Eno produced the record and applied some discrete electronic treatments to the performances. Laraaji remembers his producer as "very respectful, giving me a lot of space in the studio but at the same time he was courageous enough to suggest ideas that would take me out of any boxes that I was in. I'm using some of those suggestions even today". And they're still in touch. Eno paid Laraaji a visit in the spring while he was in the States for the Red Bull Music Academy and Laraaji returned the visit while in the UK in the summer. "The guy is sharp," he tells me. "He has his brain wrapped around many subjects."

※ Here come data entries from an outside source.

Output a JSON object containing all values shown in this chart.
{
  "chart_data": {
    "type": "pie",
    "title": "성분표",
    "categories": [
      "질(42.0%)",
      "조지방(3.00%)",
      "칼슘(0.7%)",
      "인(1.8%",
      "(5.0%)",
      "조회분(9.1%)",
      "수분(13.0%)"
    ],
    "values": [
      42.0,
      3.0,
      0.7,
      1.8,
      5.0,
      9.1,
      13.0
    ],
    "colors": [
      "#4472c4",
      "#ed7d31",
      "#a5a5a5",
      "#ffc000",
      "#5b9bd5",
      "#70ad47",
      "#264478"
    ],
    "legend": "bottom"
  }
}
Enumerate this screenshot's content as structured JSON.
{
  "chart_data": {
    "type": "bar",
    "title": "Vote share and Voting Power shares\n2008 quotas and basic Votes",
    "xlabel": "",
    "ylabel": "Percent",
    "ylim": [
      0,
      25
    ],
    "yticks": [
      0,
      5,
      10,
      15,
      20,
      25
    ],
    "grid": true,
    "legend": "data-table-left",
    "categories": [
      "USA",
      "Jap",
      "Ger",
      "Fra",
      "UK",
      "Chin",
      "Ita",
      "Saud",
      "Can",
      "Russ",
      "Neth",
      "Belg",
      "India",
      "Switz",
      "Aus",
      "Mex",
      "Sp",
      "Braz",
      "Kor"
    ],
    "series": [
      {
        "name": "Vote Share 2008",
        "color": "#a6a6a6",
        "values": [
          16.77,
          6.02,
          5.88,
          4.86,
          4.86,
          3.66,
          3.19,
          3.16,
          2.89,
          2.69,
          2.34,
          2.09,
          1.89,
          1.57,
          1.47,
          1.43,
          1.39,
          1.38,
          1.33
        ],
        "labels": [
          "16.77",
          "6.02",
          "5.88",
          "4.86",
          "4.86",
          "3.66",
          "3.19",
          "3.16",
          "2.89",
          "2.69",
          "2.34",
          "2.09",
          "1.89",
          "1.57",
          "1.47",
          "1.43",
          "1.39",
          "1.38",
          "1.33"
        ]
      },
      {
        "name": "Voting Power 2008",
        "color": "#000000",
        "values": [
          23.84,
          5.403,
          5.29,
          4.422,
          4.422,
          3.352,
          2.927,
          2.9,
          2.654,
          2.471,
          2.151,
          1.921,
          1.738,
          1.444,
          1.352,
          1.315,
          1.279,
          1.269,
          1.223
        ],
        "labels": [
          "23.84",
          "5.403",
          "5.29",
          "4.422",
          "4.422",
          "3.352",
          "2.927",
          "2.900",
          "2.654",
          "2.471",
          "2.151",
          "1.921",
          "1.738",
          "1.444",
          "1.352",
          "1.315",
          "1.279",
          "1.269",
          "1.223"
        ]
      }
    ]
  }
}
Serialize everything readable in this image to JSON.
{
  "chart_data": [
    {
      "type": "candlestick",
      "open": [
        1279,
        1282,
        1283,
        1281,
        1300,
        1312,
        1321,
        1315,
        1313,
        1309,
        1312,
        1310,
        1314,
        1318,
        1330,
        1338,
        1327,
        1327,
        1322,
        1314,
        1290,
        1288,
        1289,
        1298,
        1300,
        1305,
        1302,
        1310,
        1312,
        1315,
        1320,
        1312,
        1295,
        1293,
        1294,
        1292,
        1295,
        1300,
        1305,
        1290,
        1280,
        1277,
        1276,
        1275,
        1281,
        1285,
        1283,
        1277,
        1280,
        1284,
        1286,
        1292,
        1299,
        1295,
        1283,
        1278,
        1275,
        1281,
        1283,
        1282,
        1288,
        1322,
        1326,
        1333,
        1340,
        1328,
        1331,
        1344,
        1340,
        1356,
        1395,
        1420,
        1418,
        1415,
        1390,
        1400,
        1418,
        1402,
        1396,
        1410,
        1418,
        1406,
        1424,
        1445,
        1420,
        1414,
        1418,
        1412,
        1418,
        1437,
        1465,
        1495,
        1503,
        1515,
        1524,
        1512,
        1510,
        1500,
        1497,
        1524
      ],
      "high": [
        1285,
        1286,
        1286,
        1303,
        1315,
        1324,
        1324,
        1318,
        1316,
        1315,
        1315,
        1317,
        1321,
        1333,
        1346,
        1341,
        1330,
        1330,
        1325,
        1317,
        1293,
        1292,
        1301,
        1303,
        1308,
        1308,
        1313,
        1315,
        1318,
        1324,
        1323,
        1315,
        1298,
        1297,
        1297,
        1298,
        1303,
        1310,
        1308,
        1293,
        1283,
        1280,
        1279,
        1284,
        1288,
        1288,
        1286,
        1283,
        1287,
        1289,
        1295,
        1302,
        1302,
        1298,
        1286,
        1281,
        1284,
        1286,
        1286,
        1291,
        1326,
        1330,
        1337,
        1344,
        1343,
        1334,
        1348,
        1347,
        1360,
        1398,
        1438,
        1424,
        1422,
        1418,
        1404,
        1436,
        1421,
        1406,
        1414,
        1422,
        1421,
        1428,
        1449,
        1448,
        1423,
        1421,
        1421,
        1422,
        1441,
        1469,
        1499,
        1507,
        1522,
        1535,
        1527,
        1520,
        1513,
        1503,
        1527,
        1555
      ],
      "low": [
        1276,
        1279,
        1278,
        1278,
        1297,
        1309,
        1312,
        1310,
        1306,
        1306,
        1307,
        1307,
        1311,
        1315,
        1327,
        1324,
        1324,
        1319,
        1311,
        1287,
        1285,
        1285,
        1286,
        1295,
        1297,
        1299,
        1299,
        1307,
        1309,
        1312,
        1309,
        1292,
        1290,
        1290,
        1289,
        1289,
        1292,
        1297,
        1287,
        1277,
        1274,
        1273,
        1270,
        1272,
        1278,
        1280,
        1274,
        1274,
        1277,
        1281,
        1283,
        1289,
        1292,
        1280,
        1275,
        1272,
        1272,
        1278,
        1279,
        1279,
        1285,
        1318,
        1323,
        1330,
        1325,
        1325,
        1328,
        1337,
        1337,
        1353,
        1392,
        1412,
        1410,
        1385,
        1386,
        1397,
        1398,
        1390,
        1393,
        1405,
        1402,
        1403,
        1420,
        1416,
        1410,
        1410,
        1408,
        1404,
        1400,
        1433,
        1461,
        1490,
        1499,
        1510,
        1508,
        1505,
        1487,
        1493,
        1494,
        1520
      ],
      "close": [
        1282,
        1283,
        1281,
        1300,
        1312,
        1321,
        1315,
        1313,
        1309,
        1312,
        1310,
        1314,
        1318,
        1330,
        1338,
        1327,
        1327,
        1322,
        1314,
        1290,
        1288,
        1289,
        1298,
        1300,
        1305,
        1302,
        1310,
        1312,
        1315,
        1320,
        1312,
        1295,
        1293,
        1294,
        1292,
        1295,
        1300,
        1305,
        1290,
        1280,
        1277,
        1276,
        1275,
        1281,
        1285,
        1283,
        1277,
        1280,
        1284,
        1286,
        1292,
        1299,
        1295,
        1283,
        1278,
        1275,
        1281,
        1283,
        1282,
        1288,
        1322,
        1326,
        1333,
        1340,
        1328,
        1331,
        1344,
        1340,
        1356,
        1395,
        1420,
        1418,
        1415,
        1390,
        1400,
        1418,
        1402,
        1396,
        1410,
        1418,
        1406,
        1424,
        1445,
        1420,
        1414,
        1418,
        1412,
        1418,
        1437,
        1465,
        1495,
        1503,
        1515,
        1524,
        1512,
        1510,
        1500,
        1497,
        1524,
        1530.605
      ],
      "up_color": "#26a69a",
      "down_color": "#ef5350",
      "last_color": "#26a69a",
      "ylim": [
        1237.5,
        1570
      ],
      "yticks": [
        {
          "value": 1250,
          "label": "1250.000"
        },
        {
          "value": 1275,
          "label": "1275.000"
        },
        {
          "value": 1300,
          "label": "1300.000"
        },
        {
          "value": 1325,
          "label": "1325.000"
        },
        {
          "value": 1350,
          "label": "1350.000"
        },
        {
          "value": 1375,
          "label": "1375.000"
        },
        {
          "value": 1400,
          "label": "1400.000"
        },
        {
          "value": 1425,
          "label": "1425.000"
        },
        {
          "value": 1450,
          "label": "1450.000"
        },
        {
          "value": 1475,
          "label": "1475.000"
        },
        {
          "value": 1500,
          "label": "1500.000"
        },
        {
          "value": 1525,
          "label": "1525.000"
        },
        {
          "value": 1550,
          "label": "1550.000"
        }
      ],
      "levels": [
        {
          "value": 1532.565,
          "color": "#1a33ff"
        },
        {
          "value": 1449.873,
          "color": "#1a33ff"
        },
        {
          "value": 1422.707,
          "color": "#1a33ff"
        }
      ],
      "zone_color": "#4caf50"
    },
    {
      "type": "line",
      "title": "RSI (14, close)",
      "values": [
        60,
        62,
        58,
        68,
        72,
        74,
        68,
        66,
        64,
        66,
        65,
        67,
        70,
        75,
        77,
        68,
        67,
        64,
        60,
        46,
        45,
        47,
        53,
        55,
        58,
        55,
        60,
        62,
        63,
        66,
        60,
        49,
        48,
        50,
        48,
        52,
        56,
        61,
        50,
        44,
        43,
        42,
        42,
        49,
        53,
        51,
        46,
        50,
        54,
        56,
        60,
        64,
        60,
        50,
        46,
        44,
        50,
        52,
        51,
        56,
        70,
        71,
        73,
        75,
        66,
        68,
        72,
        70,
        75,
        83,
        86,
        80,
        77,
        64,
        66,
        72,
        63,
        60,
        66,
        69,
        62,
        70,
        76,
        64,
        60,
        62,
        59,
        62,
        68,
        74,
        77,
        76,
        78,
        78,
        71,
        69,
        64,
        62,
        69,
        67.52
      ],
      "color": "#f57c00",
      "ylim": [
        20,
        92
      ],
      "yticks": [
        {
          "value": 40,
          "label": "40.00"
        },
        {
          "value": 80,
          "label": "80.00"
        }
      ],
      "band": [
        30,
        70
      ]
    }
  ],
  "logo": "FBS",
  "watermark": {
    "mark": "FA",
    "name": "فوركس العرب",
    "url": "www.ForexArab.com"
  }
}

If he first came to international attention as a purveyor of 'ambient' music, he would soon become indelibly associated with another generic tag that was poised to take over vast swathes of American airspace as the '80s progressed: New Age. The key difference, for Laraaji, is that while ambient may be "more poetic than new age", the former does not always have to be pretty-sounding - just as long as it "supports the idea of being an immersive, total atmosphere." New age, on the contrary, is always beautiful music. Easy on the ears. Calming. Whether that's using electronics, or acoustic instruments or, as Laraaji tells me, "you might even use music that's recorded from the stars".
Laraaji is very comfortable with the tag. New Age, he says, "gave a name to what I was already feeling. It was a new age for me because the inner spiritual experiences and the epiphanies that I experienced in the '70s were merging through my music. To me," he continues, "new age means now. I was very much into now-ism. Through meditation and being very present. I still am."